Не впустую прошли двадцать с лишним лет, не зря платили мы за опыт. И сегодня с комприветом из времен большевистских битв к бойцам партии обращаются уже не дети — мы осознали
«С Интернационалом воспрянет род людской!»
РАССКАЗЫ
ВОЗДУШНЫЙ ЗМЕЙ И ЛЕНТА
Белым по красному — «Да здравствует великая Китайская Народная Республика!», восклицательный знак тесно прижался к иероглифам, а рядом аршинные изображения ложек, вилок, ножей, прочей столовой утвари марки «Треугольник», тут же — реклама роялей «Море звезд», чемоданов «Великая стена», свитеров «Белоснежный лотос», карандашей «Золотая рыбка»… Почтительно склонился к ним фонарь, щедро обливая светом, и они отвечают глянцевитой улыбкой. Точеные тени чахлого, но полного достоинства тополька и приятельски перешептывающихся растрепанных кипарисов, большого и маленького, накрывают зеленую травку, поникшую под западным ветром. А между притихшим газоном и шикарным рекламным стендом на пронизывающем зимнем ветру стоит она — Фань Сусу. В теплом оранжевом жакете, серых шерстяных брючках со стрелками, в черных туфельках на низком каблуке. Белоснежный шарф, точно пушок на груди у ласточки, обвивает шею, оттеняя глаза и волосы, черные как ночь.
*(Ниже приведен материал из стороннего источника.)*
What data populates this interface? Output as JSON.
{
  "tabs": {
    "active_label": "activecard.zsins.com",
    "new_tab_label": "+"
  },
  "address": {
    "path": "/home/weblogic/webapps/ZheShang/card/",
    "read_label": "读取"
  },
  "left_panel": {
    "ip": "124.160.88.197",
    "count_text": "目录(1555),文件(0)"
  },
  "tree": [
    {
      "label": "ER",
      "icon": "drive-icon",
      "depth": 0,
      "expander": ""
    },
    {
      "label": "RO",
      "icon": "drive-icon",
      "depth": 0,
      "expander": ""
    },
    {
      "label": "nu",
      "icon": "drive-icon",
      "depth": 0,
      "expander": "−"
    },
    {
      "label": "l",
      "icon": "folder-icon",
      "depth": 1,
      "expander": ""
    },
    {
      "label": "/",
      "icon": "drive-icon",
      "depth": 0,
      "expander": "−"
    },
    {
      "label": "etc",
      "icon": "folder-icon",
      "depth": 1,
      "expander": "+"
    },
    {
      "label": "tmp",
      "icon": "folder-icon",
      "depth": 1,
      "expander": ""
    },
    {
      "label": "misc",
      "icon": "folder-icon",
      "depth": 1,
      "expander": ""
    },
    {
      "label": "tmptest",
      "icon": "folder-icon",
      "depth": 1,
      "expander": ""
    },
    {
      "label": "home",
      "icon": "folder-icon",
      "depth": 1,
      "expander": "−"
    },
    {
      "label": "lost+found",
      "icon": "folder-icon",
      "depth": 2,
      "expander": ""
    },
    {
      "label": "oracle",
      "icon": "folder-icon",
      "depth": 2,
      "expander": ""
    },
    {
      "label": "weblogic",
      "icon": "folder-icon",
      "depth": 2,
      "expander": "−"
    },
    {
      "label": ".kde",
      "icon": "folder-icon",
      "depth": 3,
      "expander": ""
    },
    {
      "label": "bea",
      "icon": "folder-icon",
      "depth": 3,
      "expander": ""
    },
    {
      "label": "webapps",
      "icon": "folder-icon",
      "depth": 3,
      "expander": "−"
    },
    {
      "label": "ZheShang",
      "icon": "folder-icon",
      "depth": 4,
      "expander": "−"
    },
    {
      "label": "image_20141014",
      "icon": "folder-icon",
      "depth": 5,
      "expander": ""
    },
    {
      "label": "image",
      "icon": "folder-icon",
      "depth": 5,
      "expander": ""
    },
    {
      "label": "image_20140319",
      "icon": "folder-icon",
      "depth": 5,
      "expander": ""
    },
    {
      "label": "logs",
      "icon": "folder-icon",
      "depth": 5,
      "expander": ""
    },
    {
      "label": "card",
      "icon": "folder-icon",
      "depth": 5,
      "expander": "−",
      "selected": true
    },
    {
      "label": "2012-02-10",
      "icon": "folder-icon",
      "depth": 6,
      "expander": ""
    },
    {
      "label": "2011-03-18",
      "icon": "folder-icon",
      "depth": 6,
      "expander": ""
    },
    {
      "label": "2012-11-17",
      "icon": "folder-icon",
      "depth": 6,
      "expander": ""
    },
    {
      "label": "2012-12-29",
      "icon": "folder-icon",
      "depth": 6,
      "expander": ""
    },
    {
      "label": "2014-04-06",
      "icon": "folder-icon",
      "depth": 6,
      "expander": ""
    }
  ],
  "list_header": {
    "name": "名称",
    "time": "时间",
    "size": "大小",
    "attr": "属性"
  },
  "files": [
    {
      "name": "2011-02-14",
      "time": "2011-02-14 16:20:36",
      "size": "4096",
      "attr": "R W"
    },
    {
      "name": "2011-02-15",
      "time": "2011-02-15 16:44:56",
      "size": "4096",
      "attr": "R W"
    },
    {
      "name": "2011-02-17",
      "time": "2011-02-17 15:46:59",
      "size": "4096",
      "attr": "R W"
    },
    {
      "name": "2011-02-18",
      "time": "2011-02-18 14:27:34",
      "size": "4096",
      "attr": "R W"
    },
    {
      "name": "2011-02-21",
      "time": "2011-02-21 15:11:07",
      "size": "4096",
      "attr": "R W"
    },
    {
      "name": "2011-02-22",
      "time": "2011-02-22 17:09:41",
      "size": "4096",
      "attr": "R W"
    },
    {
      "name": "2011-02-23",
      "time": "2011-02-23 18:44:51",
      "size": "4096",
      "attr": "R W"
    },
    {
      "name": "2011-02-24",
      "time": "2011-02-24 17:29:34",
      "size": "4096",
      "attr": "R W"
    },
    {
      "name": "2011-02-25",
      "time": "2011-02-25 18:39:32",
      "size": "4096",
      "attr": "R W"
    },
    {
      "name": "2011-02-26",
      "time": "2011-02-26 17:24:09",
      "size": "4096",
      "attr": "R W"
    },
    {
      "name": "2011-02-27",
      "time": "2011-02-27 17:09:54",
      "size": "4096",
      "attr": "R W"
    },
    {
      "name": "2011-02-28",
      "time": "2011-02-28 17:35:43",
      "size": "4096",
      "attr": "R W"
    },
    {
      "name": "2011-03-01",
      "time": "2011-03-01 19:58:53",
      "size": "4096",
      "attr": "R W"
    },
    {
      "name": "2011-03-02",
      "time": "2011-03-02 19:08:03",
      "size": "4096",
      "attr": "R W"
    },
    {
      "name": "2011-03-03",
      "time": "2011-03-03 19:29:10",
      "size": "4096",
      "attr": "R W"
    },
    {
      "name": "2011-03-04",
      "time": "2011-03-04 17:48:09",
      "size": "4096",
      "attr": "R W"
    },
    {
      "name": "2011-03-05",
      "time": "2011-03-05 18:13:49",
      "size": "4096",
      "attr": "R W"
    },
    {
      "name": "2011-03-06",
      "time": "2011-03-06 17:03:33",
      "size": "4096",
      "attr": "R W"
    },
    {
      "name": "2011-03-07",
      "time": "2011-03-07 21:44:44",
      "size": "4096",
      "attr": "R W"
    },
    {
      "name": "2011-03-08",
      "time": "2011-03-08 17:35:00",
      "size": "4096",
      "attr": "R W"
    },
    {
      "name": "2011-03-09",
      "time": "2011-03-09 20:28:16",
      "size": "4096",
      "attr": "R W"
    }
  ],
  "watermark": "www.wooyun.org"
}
— Давай встретимся там, у этих выскочек! — так сказала она Цзяюаню по телефону. Выскочками Фань Сусу называла рекламы — новых идолов, неожиданно возникших повсюду. И притягивающих, и настораживающих.
— Ну гляди, гляди, — шутил Цзяюань. — Насмотришься — и сама захочешь иметь такой рояль.
— Ну и что? Наслышались же когда-то мудрости житейской: если ты не съешь, так тебя съедят? И вон сколько людей стали людоедами и живут себе…
Прошло двадцать минут, а Цзяюаня все нет. Вечно он опаздывает. Вот чучело, опять, что ли, в какую-нибудь историю вляпался? Как-то, еще в семьдесят пятом, ехал он зимним утром в библиотеку и у Саньванского кладбища видит, лежит на обочине плешивая старуха, стонет. Кто-то сбил ее и дал деру. Ну, он поднял бабку, узнал, где живет, потащил домой, бросив велосипед у дороги. А кончилось тем, что бабкина родня да соседи самого же его и обвинили. На все расспросы подслеповатая старуха упрямо твердила, что вот он-то и сшиб ее. От старости это, что ли? Или от злобной подозрительности? И объяснить — помочь же хотел! — не дали, какая-то тетка завизжала: «Ишь, какой Лэй Фэн [186] выискался!» Крики, ругань. В то время как раз проповедовали, что человек-де порочен от природы.
186
Лэй Фэн — солдат; посмертно канонизирован как образец добродетели, преданности идеям Мао Цзэдуна.
Никогда он не придет вовремя, вечно чем-то занят. Очки протереть не успевает. А у Сусу до знакомства с ним и забот-то особых не было. Пуговица на жакете болтается на ниточке — она и ее не удосужится пришить! Всем в городе, не считая бабушки, на нее наплевать. Отказался город от нее, шестнадцатилетней. Впрочем, не то чтобы совсем «отказался». Ведь и салюты гремели, и фанфары призывали в целинные края. И были еще красные знамена, красные книжечки, красные повязки, красные сердца — море красного. Строился Алый Мир, в котором девятьсот миллионов сердец сольются в одно. Все, от восьми до восьмидесяти, — в едином загоне, все декламируют великие цитаты, все: «налево коли!», «направо коли!», «бей! бей! бей!». Об этом мире мечталось сильней, чем когда-то в детстве — о большом воздушном змее с колокольцами. Но каков он из себя, этот Алый Мир, Сусу так и не увидела, зато насмотрелась на мир зеленый: пастбища да посевы. И приветствовала его. А он взял да и обернулся желтым: жухлые листья, грязь, стужа… Ей захотелось домой. Потом, когда ребята один за другим стали возвращаться в город, все больше через «черный ход», мир почернел, и остались ей на память с того времени авитаминоз и слабое зрение.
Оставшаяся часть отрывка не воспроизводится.